The way rail franchise contracts have been managed by the Department for Transport (DfT) has been criticised by a group of MPs.
A report by the Transport Committee criticised DfT for capping performance penalties, recommended contract enforcement and monitoring powers be transferred to an independent regulator such as the Office of Road and Rail, and said in future franchises should be smaller.
The report follows a string of troubled franchises including the failed West Coast Main Line tender in 2012 and, more recently, the embattled Southern Rail services that have seen regular delays and cancellation due to staffing problems and strike action.
MPs said they were “concerned” the Southern Southern franchise had earned its operator Govia Thameslink Railway a net payment in its first year despite the service missing contract targets and losing DfT an estimated £38m in revenue.
The report said said capping performance penalties “disincentivises performance once it has deteriorated beyond breach level”. It said performance penalties should be proportionate to the revenue that rail operators obtain through franchises.

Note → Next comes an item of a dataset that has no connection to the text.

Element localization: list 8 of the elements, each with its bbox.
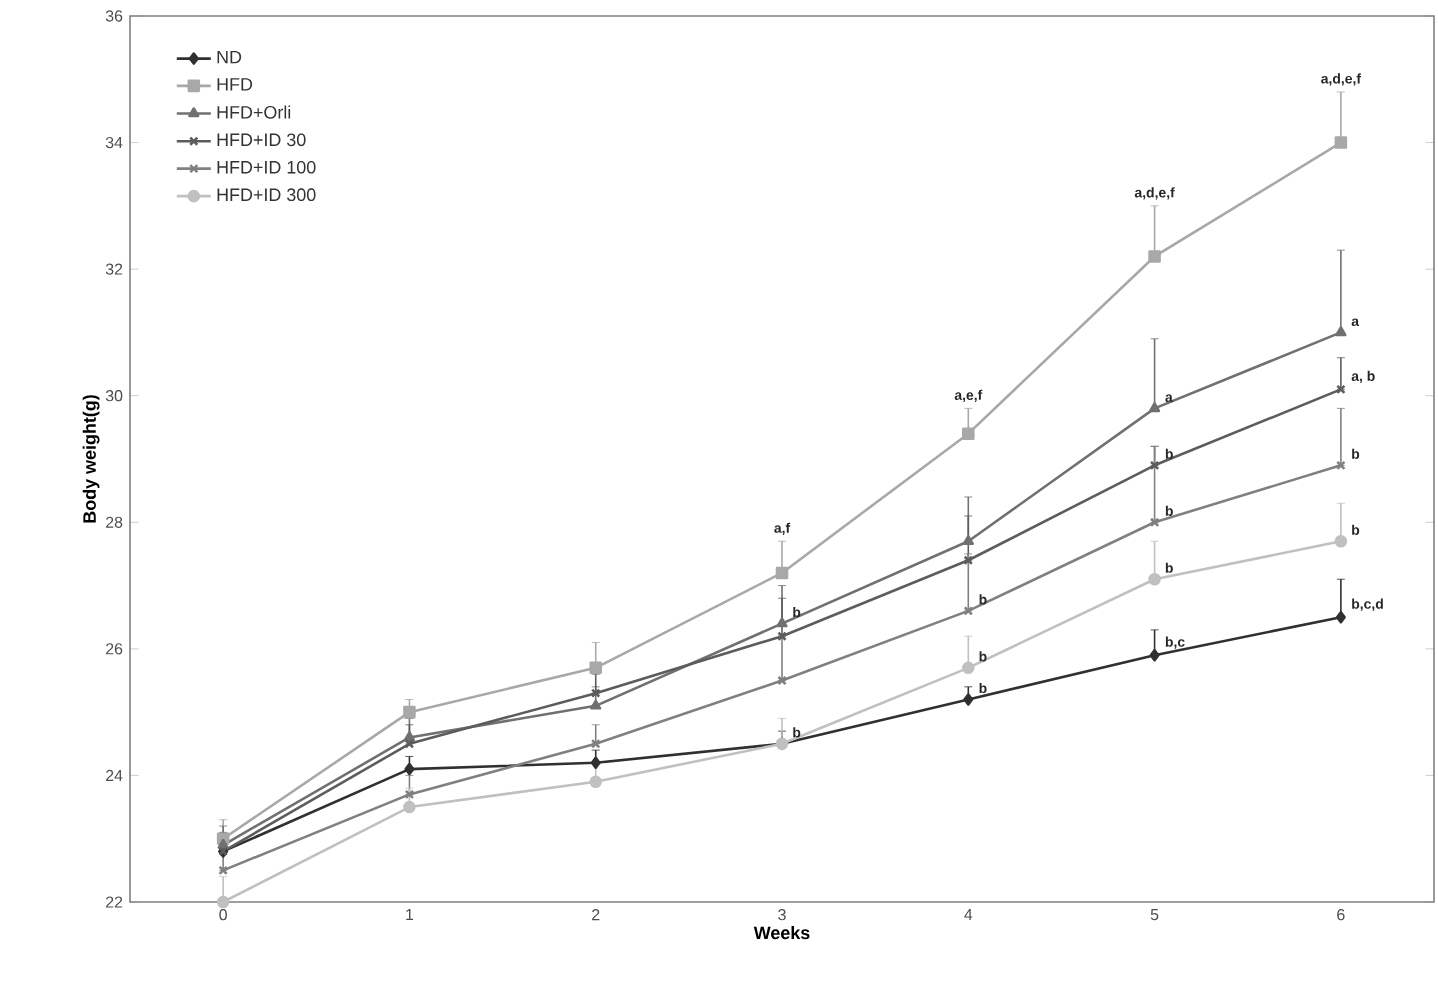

“We question whether it is effective for one of the commercial partners of a franchise [the DfT] to also be the enforcement authority,” the report added.
“As an immediate priority, we recommend [DfT] considers new ways of enforcing the contract terms of a franchise… [It] should consider contracting for the reallocation of capacity to an alternative operator in the even of sustained poor performance,” the report said.
It also said future tendering processes should be made less expensive for bidders to increase competition, and told DfT to consider smaller but longer-term franchises where appropriate.
The report questioned the business case for combining the West Coast Main Line contract with the new HS2 line into one franchise and said there were “competition and planning risks associated with operating a franchise of this magnitude and complexity”.
It also questioned DfT’s capacity to run all seven of the tenders it has scheduled over the next two years as, despite efforts to improve, sufficient progress has not been made since the 2012 West Coast Main Line experience.
In 2012 the government cancelled the tender of the West Coast Main Line franchise after Virgin Trains started legal proceedings against DfT because the department had failed to calculate risk correctly, including mistakes in the way inflation and passenger numbers were calculated.
The report is the result of an inquiry by the Transport Committee on the success of DfT's franchise policies, and is part of a series of inquiries into the future of rail in the UK.
DfT has not responded to a request for comment.